The person who asks, “How can I hope?” may be facing any one of a number
of difficulties. A helpful answer will
speak to the particular needs of the inquirer.
Imagine a
parent locked in a seemingly perpetual war of words with her middle-school
daughter. Or a man facing a lay-off
after sixteen years working what he had thought was a stable job. Or a couple whose marriage has turned silent
and cold and seems headed for dissolution.

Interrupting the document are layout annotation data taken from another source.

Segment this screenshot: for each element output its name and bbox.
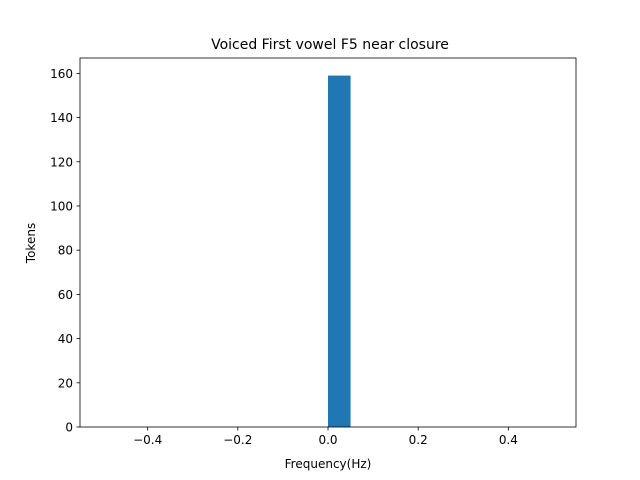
chart-title: Voiced First vowel F5 near closure <box>211 37 449 53</box>
y-tick-label: 140 <box>50 111 73 125</box>
y-tick-label: 100 <box>50 199 73 213</box>
histogram-bar-0 <box>328 75 351 428</box>
x-axis-label: Frequency(Hz) <box>285 457 372 471</box>
x-tick-label: 0.0 <box>318 433 337 447</box>
y-tick-label: 120 <box>50 155 73 169</box>
x-tick-label: −0.2 <box>223 433 252 447</box>
y-tick-label: 40 <box>58 332 73 346</box>
x-tick-label: −0.4 <box>133 433 162 447</box>
y-tick-label: 160 <box>50 67 73 81</box>
y-tick-label: 80 <box>58 244 73 258</box>
y-axis-label: Tokens <box>24 223 38 264</box>
x-tick-label: 0.2 <box>409 433 428 447</box>
plot-area: −0.4 −0.2 0.0 0.2 0.4 0 20 40 60 80 100 120 140 160 <box>50 57 577 447</box>
x-tick-label: 0.4 <box>499 433 518 447</box>
y-tick-label: 0 <box>65 421 73 435</box>
y-tick-label: 60 <box>58 288 73 302</box>
y-tick-label: 20 <box>58 376 73 390</box>
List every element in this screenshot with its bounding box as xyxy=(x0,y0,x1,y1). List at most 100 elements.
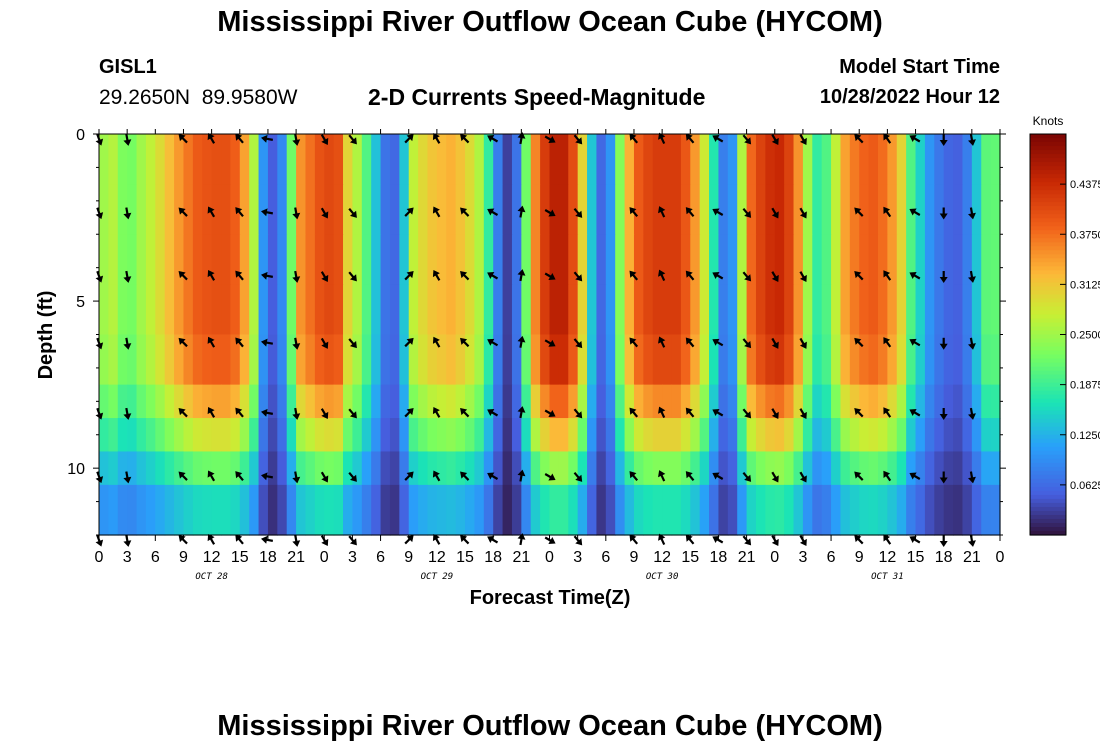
heatmap-cell xyxy=(868,134,879,185)
heatmap-cell xyxy=(549,451,560,486)
heatmap-cell xyxy=(277,384,288,419)
heatmap-cell xyxy=(371,484,382,536)
current-arrow xyxy=(685,471,695,482)
current-arrow xyxy=(432,132,441,144)
heatmap-cell xyxy=(934,418,945,453)
heatmap-cell xyxy=(389,334,400,386)
heatmap-cell xyxy=(418,284,429,336)
heatmap-cell xyxy=(502,184,513,235)
heatmap-cell xyxy=(174,384,185,419)
heatmap-cell xyxy=(680,134,691,185)
x-tick-label: 21 xyxy=(963,549,981,566)
colorbar-swatch xyxy=(1030,526,1066,532)
heatmap-cell xyxy=(324,284,335,336)
current-arrow xyxy=(460,471,470,481)
x-tick-label: 21 xyxy=(512,549,530,566)
heatmap-cell xyxy=(558,384,569,419)
heatmap-cell xyxy=(868,284,879,336)
heatmap-cell xyxy=(267,334,278,386)
heatmap-cell xyxy=(511,334,522,386)
current-arrow xyxy=(517,132,526,145)
heatmap-cell xyxy=(343,451,354,486)
heatmap-cell xyxy=(136,484,147,536)
heatmap-cell xyxy=(896,134,907,185)
colorbar-swatch xyxy=(1030,266,1066,271)
colorbar-swatch xyxy=(1030,518,1066,524)
current-arrow xyxy=(178,471,188,481)
current-arrow xyxy=(771,337,779,349)
heatmap-cell xyxy=(718,484,729,536)
heatmap-cell xyxy=(774,184,785,235)
colorbar-swatch xyxy=(1030,490,1066,496)
heatmap-cell xyxy=(324,484,335,536)
heatmap-cell xyxy=(540,384,551,419)
heatmap-cell xyxy=(652,384,663,419)
current-arrow xyxy=(404,271,414,281)
current-arrow xyxy=(854,207,864,217)
heatmap-cell xyxy=(192,334,203,386)
heatmap-cell xyxy=(831,134,842,185)
heatmap-cell xyxy=(727,484,738,536)
heatmap-cell xyxy=(155,418,166,453)
current-arrow xyxy=(629,133,639,144)
heatmap-cell xyxy=(633,334,644,386)
heatmap-cell xyxy=(474,284,485,336)
colorbar-swatch xyxy=(1030,314,1066,320)
heatmap-cell xyxy=(427,484,438,536)
heatmap-cell xyxy=(587,418,598,453)
heatmap-cell xyxy=(868,384,879,419)
heatmap-cell xyxy=(145,234,156,285)
heatmap-cell xyxy=(859,234,870,285)
heatmap-cell xyxy=(680,184,691,235)
heatmap-cell xyxy=(906,484,917,536)
heatmap-cell xyxy=(99,234,109,285)
current-arrow xyxy=(658,406,666,418)
heatmap-cell xyxy=(793,234,804,285)
heatmap-cell xyxy=(540,184,551,235)
heatmap-cell xyxy=(906,284,917,336)
heatmap-cell xyxy=(145,418,156,453)
heatmap-cell xyxy=(502,334,513,386)
colorbar-swatch xyxy=(1030,298,1066,304)
heatmap-cell xyxy=(699,451,710,486)
x-tick-label: 0 xyxy=(770,549,779,566)
current-arrow xyxy=(320,207,329,219)
heatmap-cell xyxy=(127,451,138,486)
heatmap-cell xyxy=(483,484,494,536)
heatmap-cell xyxy=(286,284,297,336)
colorbar-swatch xyxy=(1030,142,1066,147)
x-tick-label: 3 xyxy=(798,549,807,566)
current-arrow xyxy=(712,409,724,417)
current-arrow xyxy=(235,133,244,144)
colorbar-swatch xyxy=(1030,514,1066,520)
heatmap-cell xyxy=(371,418,382,453)
heatmap-cell xyxy=(277,134,288,185)
colorbar-swatch xyxy=(1030,426,1066,432)
current-arrow xyxy=(939,337,948,350)
heatmap-cell xyxy=(108,334,119,386)
heatmap-cell xyxy=(859,384,870,419)
heatmap-cell xyxy=(361,334,372,386)
current-arrow xyxy=(799,337,807,349)
heatmap-cell xyxy=(174,234,185,285)
heatmap-cell xyxy=(249,134,260,185)
heatmap-cell xyxy=(483,451,494,486)
heatmap-cell xyxy=(352,234,363,285)
heatmap-cell xyxy=(793,134,804,185)
current-arrow xyxy=(771,535,779,547)
heatmap-cell xyxy=(333,134,344,185)
x-tick-label: 0 xyxy=(996,549,1005,566)
heatmap-cell xyxy=(859,418,870,453)
heatmap-cell xyxy=(633,418,644,453)
heatmap-cell xyxy=(361,284,372,336)
heatmap-cell xyxy=(155,451,166,486)
colorbar-swatch xyxy=(1030,366,1066,372)
heatmap-cell xyxy=(924,134,935,185)
current-arrow xyxy=(573,408,583,419)
heatmap-cell xyxy=(521,284,532,336)
heatmap-cell xyxy=(296,418,307,453)
heatmap-cell xyxy=(389,184,400,235)
heatmap-cell xyxy=(474,484,485,536)
heatmap-cell xyxy=(877,184,888,235)
heatmap-cell xyxy=(483,284,494,336)
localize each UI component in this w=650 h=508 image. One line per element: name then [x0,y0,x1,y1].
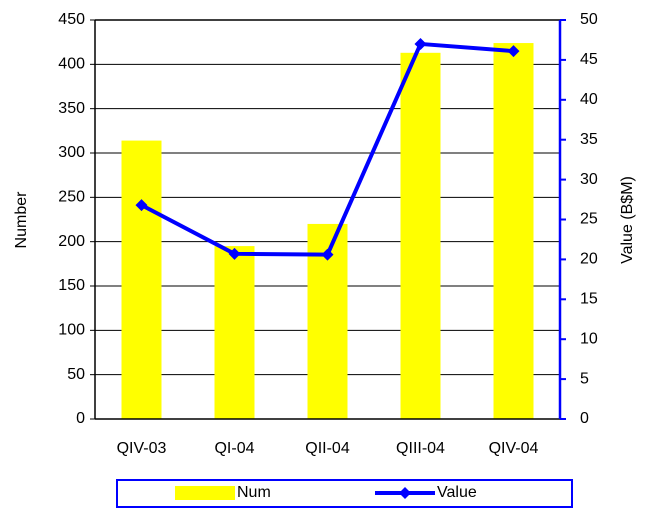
legend-marker [399,487,411,499]
marker [228,247,241,260]
x-tick-label: QIII-04 [396,440,445,457]
y2-tick-label: 0 [580,410,589,427]
legend-swatch [175,486,235,500]
y-tick-label: 350 [58,100,85,117]
bar [400,52,441,419]
y-tick-label: 100 [58,322,85,339]
y2-tick-label: 10 [580,330,598,347]
marker [321,248,334,261]
y2-tick-label: 40 [580,91,598,108]
bar [121,140,162,419]
y-tick-label: 150 [58,277,85,294]
y2-tick-label: 45 [580,51,598,68]
y2-tick-label: 15 [580,291,598,308]
x-tick-label: QIV-04 [489,440,539,457]
x-tick-label: QIV-03 [117,440,167,457]
y2-tick-label: 30 [580,171,598,188]
marker [414,37,427,50]
legend-label: Value [437,484,477,501]
bar [214,246,255,419]
legend-box [116,479,573,508]
marker [507,45,520,58]
y-tick-label: 50 [67,366,85,383]
y-tick-label: 200 [58,233,85,250]
y2-axis-label: Value (B$M) [619,176,636,264]
legend-label: Num [237,484,271,501]
y2-tick-label: 20 [580,251,598,268]
y2-tick-label: 25 [580,211,598,228]
y2-tick-label: 35 [580,131,598,148]
y2-tick-label: 5 [580,370,589,387]
y2-tick-label: 50 [580,11,598,28]
bar [493,43,534,419]
y-tick-label: 300 [58,144,85,161]
y-axis-label: Number [13,191,30,249]
y-tick-label: 450 [58,11,85,28]
y-tick-label: 250 [58,189,85,206]
y-tick-label: 0 [76,410,85,427]
x-tick-label: QI-04 [214,440,254,457]
line [140,41,514,257]
y-tick-label: 400 [58,56,85,73]
marker [135,199,148,212]
x-tick-label: QII-04 [305,440,350,457]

These are all examples of what I will call mundane life crises. By mundane I do not mean that such
difficulties are mild or unimportant.
But they are ordinary and “earthly.”
We all know people enduring mundane problems; at one time or another, we
all experience them.
Mundane
crises can bring a person to despair. We
feel trapped. There is no way out—at
least, we are tempted to think there is no way out. Sometimes people become clinically
depressed. We don’t know what to
do. We feel hopeless.
Such
persons (and at one time or another we are all such persons) need mundane hope. It is for such people that C.R. Snyder’s
“Hope Therapy” was designed. People who
come for therapy have goals: the mother wants a peaceful relationship with her
daughter, the man wants steady employment and income, and the couple wants to
repair their marriage. But something
gets in the way, a “block”: hurtful words, a lay-off notice, fear of a spouse’s
reaction.
According
to Snyder, hope consists in the combination of two things. First, the patient needs to imagine
“pathways” to reach the goal by getting around the block. Second, the patient must perceive herself as
being motivated to use the pathway.
Here’s a diagram:
-->pathway-->
(motivation) Protagonist --> {BLOCK} Goal
I have
already approved of Adrienne Martin’s syndrome analysis of hope, so it is clear
that I think Snyder’s theory is too simplistic to fit all cases. But we cannot deny the ample evidence that
Snyder and his research colleagues have accumulated. Hope therapy is effective in many cases. By helping clients to think differently, hope
therapy enables them to overcome despair, feel hopeful, and achieve positive
outcomes in diverse areas of life: relationships, employment, sports, etc.
Very often
mundane hope is exactly what we want. We
feel hopeless when some circumstance of life, from the world around us or from
within, blocks us from achieving our goals.
Snyder’s hope theory provides a straightforward way to increase mundane
hope. First, realize that you are able
to invent practical paths to the goal.
Second, realize that you are motivated to use those paths. These two realizations combine to make hope.